A number of factors appear to be moving markets around on Thursday. In addition to the usual rumors of a “large seller” hitting the sell button, there are at least two developments that are getting a lot of attention:
1) Richard Fisher, the head of the Dallas Federal Reserve, said early Thursday that the Fed may start raising rates in the spring of 2015—earlier than most expected. Of course he is a hawk, but the comments were widely passed around, and he seems to be getting a bit louder as he gets closer to stepping down next April.
In particular, Fisher said “We’re beginning to see extreme risk taking in the junk bond markets.” Not surprisingly, high yield exchange-traded funds (ETFs) like the iShares High Yield ETF and the SPDR High Yield ETF are down about a half-percent (very large decline for a bond fund) on heavy volume.
Those “sooner rather than later”-style comments are also weighing on Emerging Markets, which are very interest rate sensitive. There is heavy volume in the iShares Emerging Markets ETF, which is down two percent, and single country emerging market ETFs like Turkey, or India.
2) There are vague reports the Russian government may enact a law to seize foreign assets on Russian territory, likely in response to Western sanctions. Italian tax police seized property belonging to Arkady Rotenberg, a longtime ally of Russian president Vladimir Putin, earlier this week.

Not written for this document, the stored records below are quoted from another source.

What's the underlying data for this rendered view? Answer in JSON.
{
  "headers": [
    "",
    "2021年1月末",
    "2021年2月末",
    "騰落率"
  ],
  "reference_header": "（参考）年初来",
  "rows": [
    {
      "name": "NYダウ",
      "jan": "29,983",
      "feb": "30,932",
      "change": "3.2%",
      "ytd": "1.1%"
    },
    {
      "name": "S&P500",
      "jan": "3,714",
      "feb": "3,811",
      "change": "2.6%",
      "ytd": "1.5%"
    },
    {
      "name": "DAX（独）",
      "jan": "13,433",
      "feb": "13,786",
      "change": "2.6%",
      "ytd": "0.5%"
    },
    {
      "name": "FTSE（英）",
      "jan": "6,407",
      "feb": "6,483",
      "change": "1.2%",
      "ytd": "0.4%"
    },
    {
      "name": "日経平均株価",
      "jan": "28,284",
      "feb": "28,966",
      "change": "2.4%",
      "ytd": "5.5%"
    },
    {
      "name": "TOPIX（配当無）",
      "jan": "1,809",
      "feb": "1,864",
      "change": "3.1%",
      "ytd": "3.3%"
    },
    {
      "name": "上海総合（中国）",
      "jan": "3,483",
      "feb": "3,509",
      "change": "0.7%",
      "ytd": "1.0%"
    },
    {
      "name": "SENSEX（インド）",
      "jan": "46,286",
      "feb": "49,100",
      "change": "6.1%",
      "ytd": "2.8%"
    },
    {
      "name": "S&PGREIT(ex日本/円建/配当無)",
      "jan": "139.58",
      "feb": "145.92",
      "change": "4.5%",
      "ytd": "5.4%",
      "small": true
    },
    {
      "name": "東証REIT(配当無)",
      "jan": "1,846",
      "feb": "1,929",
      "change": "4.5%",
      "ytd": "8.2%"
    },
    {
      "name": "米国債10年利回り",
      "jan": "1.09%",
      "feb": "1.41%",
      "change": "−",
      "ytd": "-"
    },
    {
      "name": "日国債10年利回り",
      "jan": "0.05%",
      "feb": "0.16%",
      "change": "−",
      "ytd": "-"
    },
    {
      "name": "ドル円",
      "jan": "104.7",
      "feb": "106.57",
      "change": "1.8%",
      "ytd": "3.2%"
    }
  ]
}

Why is this important? Europe is already in a period of flat growth, despite keeping rates low. Any escalation of the tensions could throw Europe into negative growth and, down the road, back into recession.That is the main issue.
The German market weakened when that story first came out at before the Wall Street opened for business, but the slide really accelerated after the opening bell.
There are other issues that may also be playing into the decline, including the continuing strength in the dollar (bad news for exporters), and the fact that trader participation is much lighter due to the Rosh Hoshana holiday.
Despite the concerns, bear in mind that the rise in the CBOE Volatility Index (VIX), at 15.8, is still relatively muted. My rule of thumb is it starts to get important when this goes over 20, which hasn’t happened since February.